Caustic is the logical follow up to 2013’s heavy, hate fueled doom/sludge debut Scorn. A record that suddenly appeared and got in everyone’s face. Immediately you knew if you loved or hated Primitive Man. And if you had been paying attention to Ethan McCarthy’s projects beforehand (Clinging to the Trees of a Forest Fire, Death of Self), you might have been a little prepared for what came. You at least knew what you were getting into. It just so happened that the band brought a wrecking ball instead of a sledge hammer that time around.

Caustic solidifies and continues the legacy Scorn began. Despite the constant slew of splits and singles over the years, Primitive Man remain in their solitary state: loud, pissed, slow. So when the record opens with classic Primitive Man feedback in “My Will”, you will immediately know where this is going. And it’s going in that direction for the next seventy-eight-minutes.

This is punishment, and its title is well earned. It aims to scathe and get under the skin, and it works, whether through melody or sheer length. For the most part, Caustic sticks to slower stuff, screeching and lurching in its heaviness. “Commerce” is twelve-minutes and slow as hell, sticking to slamming, sluggish sections, while also melding in melody and feedback.

The record does pick up at times and we get those dashes of death metal that Primitive Man dive into here and there. “Sterility” starts out fucking brutal as hell; something that sounds like it could have made it onto the last Vermin Womb album. “Victim” is a faster track as well that kicks up some punkier sounds but overall sticks to the slower.
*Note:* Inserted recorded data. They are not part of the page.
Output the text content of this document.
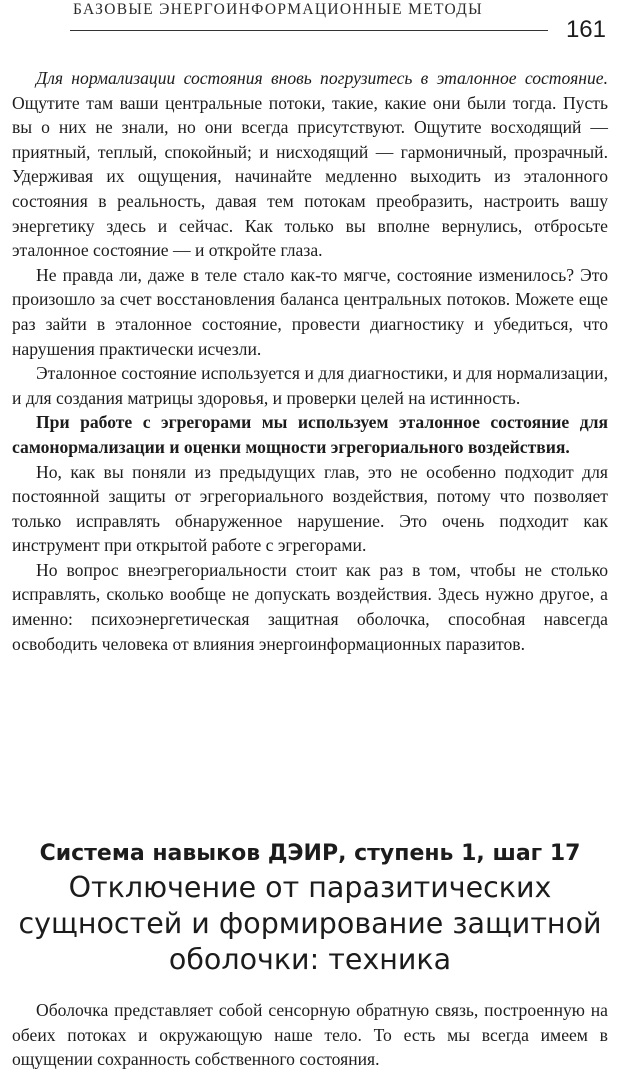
БАЗОВЫЕ ЭНЕРГОИНФОРМАЦИОННЫЕ МЕТОДЫ
161

Для нормализации состояния вновь погрузитесь в эталонное состояние. Ощутите там ваши центральные потоки, такие, какие они были тогда. Пусть вы о них не знали, но они всегда присутствуют. Ощутите восходящий — приятный, теплый, спокойный; и нисходящий — гармоничный, прозрачный. Удерживая их ощущения, начинайте медленно выходить из эталонного состояния в реальность, давая тем потокам преобразить, настроить вашу энергетику здесь и сейчас. Как только вы вполне вернулись, отбросьте эталонное состояние — и откройте глаза.

Не правда ли, даже в теле стало как-то мягче, состояние изменилось? Это произошло за счет восстановления баланса центральных потоков. Можете еще раз зайти в эталонное состояние, провести диагностику и убедиться, что нарушения практически исчезли.

Эталонное состояние используется и для диагностики, и для нормализации, и для создания матрицы здоровья, и проверки целей на истинность.

При работе с эгрегорами мы используем эталонное состояние для самонормализации и оценки мощности эгрегориального воздействия.

Но, как вы поняли из предыдущих глав, это не особенно подходит для постоянной защиты от эгрегориального воздействия, потому что позволяет только исправлять обнаруженное нарушение. Это очень подходит как инструмент при открытой работе с эгрегорами.

Но вопрос внеэгрегориальности стоит как раз в том, чтобы не столько исправлять, сколько вообще не допускать воздействия. Здесь нужно другое, а именно: психоэнергетическая защитная оболочка, способная навсегда освободить человека от влияния энергоинформационных паразитов.

Система навыков ДЭИР, ступень 1, шаг 17

Отключение от паразитических

сущностей и формирование защитной

оболочки: техника

Оболочка представляет собой сенсорную обратную связь, построенную на обеих потоках и окружающую наше тело. То есть мы всегда имеем в ощущении сохранность собственного состояния.
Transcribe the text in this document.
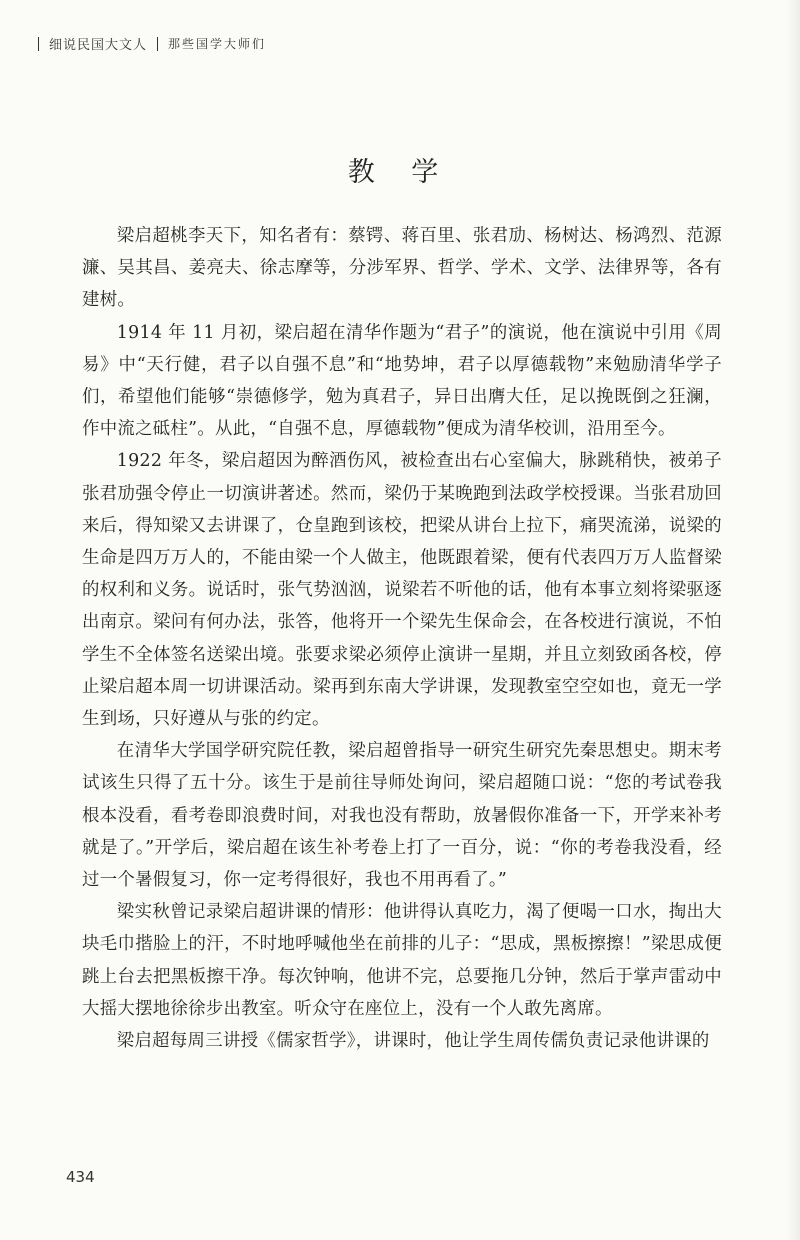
细说民国大文人 那些国学大师们
教 学

梁启超桃李天下，知名者有：蔡锷、蒋百里、张君劢、杨树达、杨鸿烈、范源濂、吴其昌、姜亮夫、徐志摩等，分涉军界、哲学、学术、文学、法律界等，各有建树。

1914 年 11 月初，梁启超在清华作题为“君子”的演说，他在演说中引用《周易》中“天行健，君子以自强不息”和“地势坤，君子以厚德载物”来勉励清华学子们，希望他们能够“崇德修学，勉为真君子，异日出膺大任，足以挽既倒之狂澜，作中流之砥柱”。从此，“自强不息，厚德载物”便成为清华校训，沿用至今。

1922 年冬，梁启超因为醉酒伤风，被检查出右心室偏大，脉跳稍快，被弟子张君劢强令停止一切演讲著述。然而，梁仍于某晚跑到法政学校授课。当张君劢回来后，得知梁又去讲课了，仓皇跑到该校，把梁从讲台上拉下，痛哭流涕，说梁的生命是四万万人的，不能由梁一个人做主，他既跟着梁，便有代表四万万人监督梁的权利和义务。说话时，张气势汹汹，说梁若不听他的话，他有本事立刻将梁驱逐出南京。梁问有何办法，张答，他将开一个梁先生保命会，在各校进行演说，不怕学生不全体签名送梁出境。张要求梁必须停止演讲一星期，并且立刻致函各校，停止梁启超本周一切讲课活动。梁再到东南大学讲课，发现教室空空如也，竟无一学生到场，只好遵从与张的约定。

在清华大学国学研究院任教，梁启超曾指导一研究生研究先秦思想史。期末考试该生只得了五十分。该生于是前往导师处询问，梁启超随口说：“您的考试卷我根本没看，看考卷即浪费时间，对我也没有帮助，放暑假你准备一下，开学来补考就是了。”开学后，梁启超在该生补考卷上打了一百分，说：“你的考卷我没看，经过一个暑假复习，你一定考得很好，我也不用再看了。”

梁实秋曾记录梁启超讲课的情形：他讲得认真吃力，渴了便喝一口水，掏出大块毛巾揩脸上的汗，不时地呼喊他坐在前排的儿子：“思成，黑板擦擦！”梁思成便跳上台去把黑板擦干净。每次钟响，他讲不完，总要拖几分钟，然后于掌声雷动中大摇大摆地徐徐步出教室。听众守在座位上，没有一个人敢先离席。

梁启超每周三讲授《儒家哲学》，讲课时，他让学生周传儒负责记录他讲课的

434
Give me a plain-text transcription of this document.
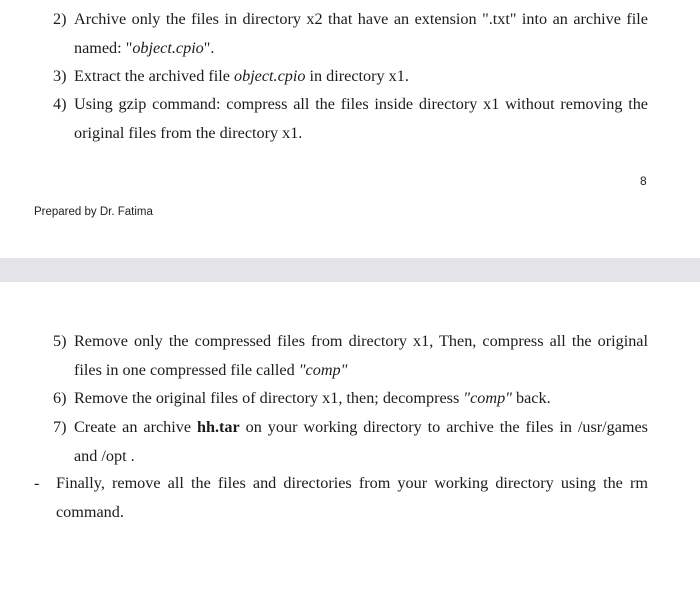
2) Archive only the files in directory x2 that have an extension ".txt" into an archive file named: "object.cpio".
3) Extract the archived file object.cpio in directory x1.
4) Using gzip command: compress all the files inside directory x1 without removing the original files from the directory x1.
8
Prepared by Dr. Fatima
5) Remove only the compressed files from directory x1, Then, compress all the original files in one compressed file called "comp"
6) Remove the original files of directory x1, then; decompress "comp" back.
7) Create an archive hh.tar on your working directory to archive the files in /usr/games and /opt .
- Finally, remove all the files and directories from your working directory using the rm command.
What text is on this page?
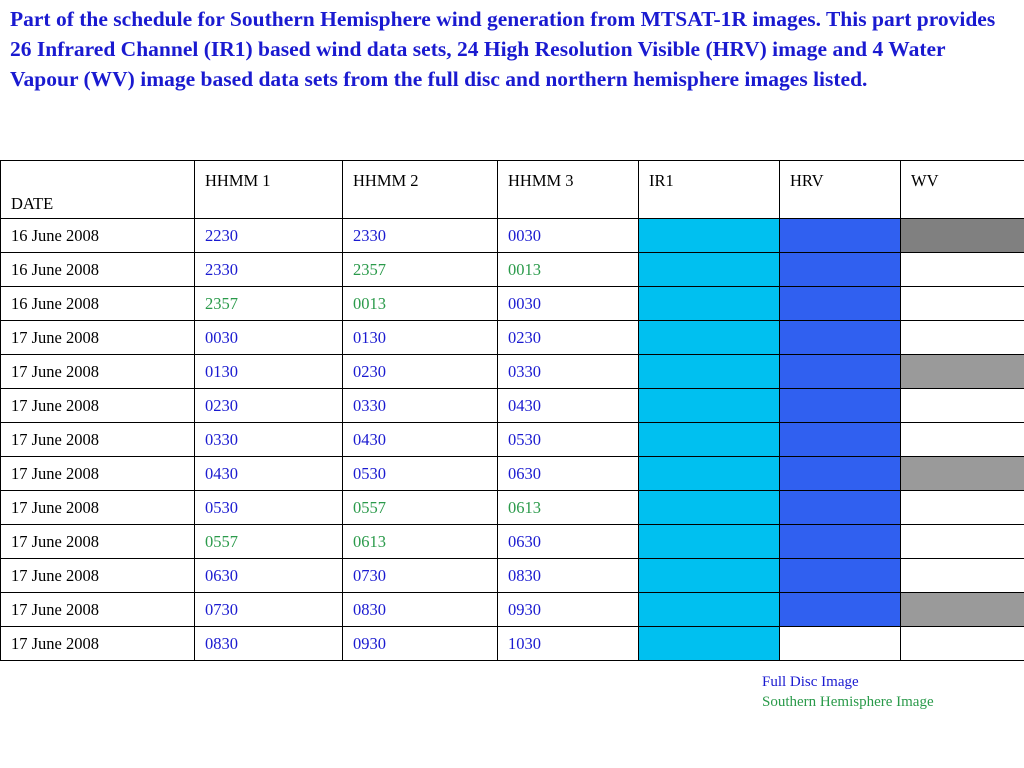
Part of the schedule for Southern Hemisphere wind generation from MTSAT-1R images. This part provides 26 Infrared Channel (IR1) based wind data sets, 24 High Resolution Visible (HRV) image and 4 Water Vapour (WV) image based data sets from the full disc and northern hemisphere images listed.

DATE	HHMM 1	HHMM 2	HHMM 3	IR1	HRV	WV
16 June 2008	2230	2330	0030			
16 June 2008	2330	2357	0013			
16 June 2008	2357	0013	0030			
17 June 2008	0030	0130	0230			
17 June 2008	0130	0230	0330			
17 June 2008	0230	0330	0430			
17 June 2008	0330	0430	0530			
17 June 2008	0430	0530	0630			
17 June 2008	0530	0557	0613			
17 June 2008	0557	0613	0630			
17 June 2008	0630	0730	0830			
17 June 2008	0730	0830	0930			
17 June 2008	0830	0930	1030			
Full Disc Image
Southern Hemisphere Image
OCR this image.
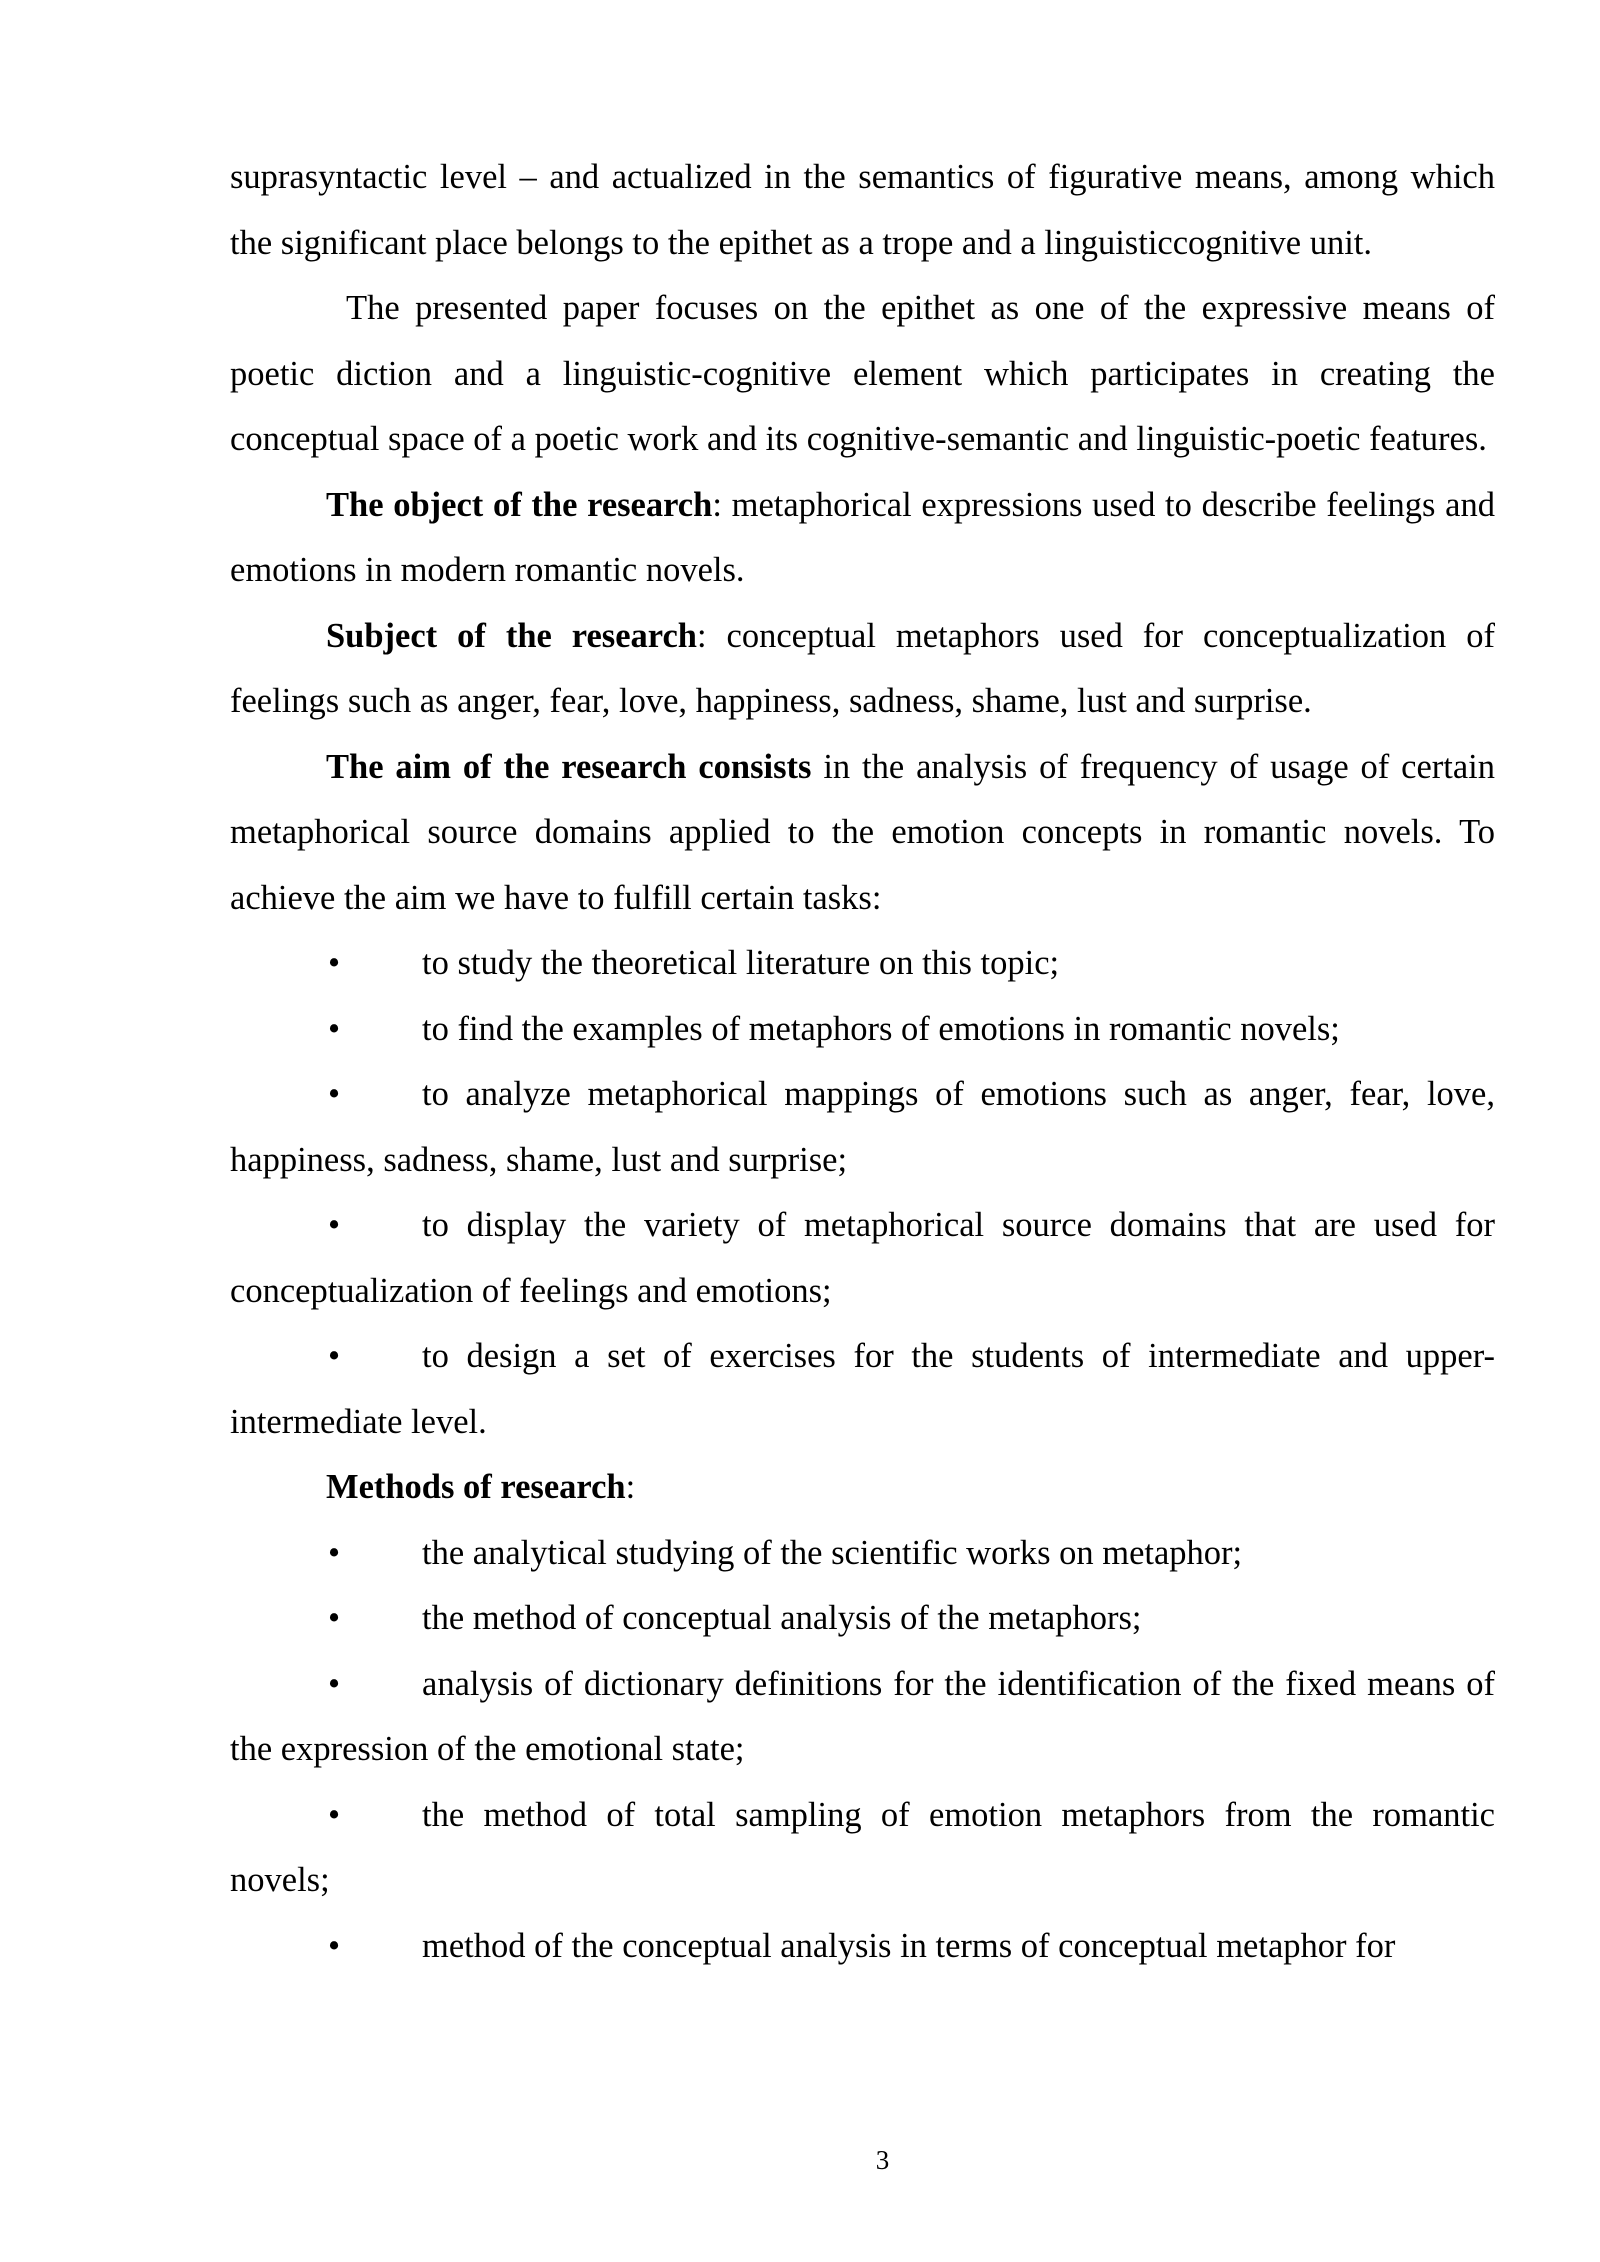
suprasyntactic level – and actualized in the semantics of figurative means, among which the significant place belongs to the epithet as a trope and a linguisticcognitive unit.

The presented paper focuses on the epithet as one of the expressive means of poetic diction and a linguistic-cognitive element which participates in creating the conceptual space of a poetic work and its cognitive-semantic and linguistic-poetic features.

The object of the research: metaphorical expressions used to describe feelings and emotions in modern romantic novels.

Subject of the research: conceptual metaphors used for conceptualization of feelings such as anger, fear, love, happiness, sadness, shame, lust and surprise.

The aim of the research consists in the analysis of frequency of usage of certain metaphorical source domains applied to the emotion concepts in romantic novels. To achieve the aim we have to fulfill certain tasks:

• to study the theoretical literature on this topic;

• to find the examples of metaphors of emotions in romantic novels;

• to analyze metaphorical mappings of emotions such as anger, fear, love, happiness, sadness, shame, lust and surprise;

• to display the variety of metaphorical source domains that are used for conceptualization of feelings and emotions;

• to design a set of exercises for the students of intermediate and upper-intermediate level.

Methods of research:

• the analytical studying of the scientific works on metaphor;

• the method of conceptual analysis of the metaphors;

• analysis of dictionary definitions for the identification of the fixed means of the expression of the emotional state;

• the method of total sampling of emotion metaphors from the romantic novels;

• method of the conceptual analysis in terms of conceptual metaphor for

3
Actually, the most interesting aspects to me were the noise pieces. Those that have heard P//M or McCarthy’s Many Blessings know that he dabbles plenty in noise. It’s something I wish we could have gotten more of on Caustic. Yeah, the final track “Absolutes” goes out with a near-nine-minute noisy piece that serves as a final ambience but it also gives the impression like the band is leaving the room, or abandoning the listener. The title track “Caustic” sounded like it was headed in an interesting direction but ended in less than a minute. “Ash” is much the same.

If you’re ready for more Primitive Man, they deliver in spades. And this time it’s a behemoth. If you’re not sold on the band already then nothing’s about to change. But for long time listeners, this record sounds incredibly filthy. The dirt in the distortion sounds like it’s being kicked up against your ears. Caustic is as it’s name suggests, as is Primitive Man. It’s filthy, ugly, brutish, and sounds like a long lifetime of hatred, pain, misery and destruction.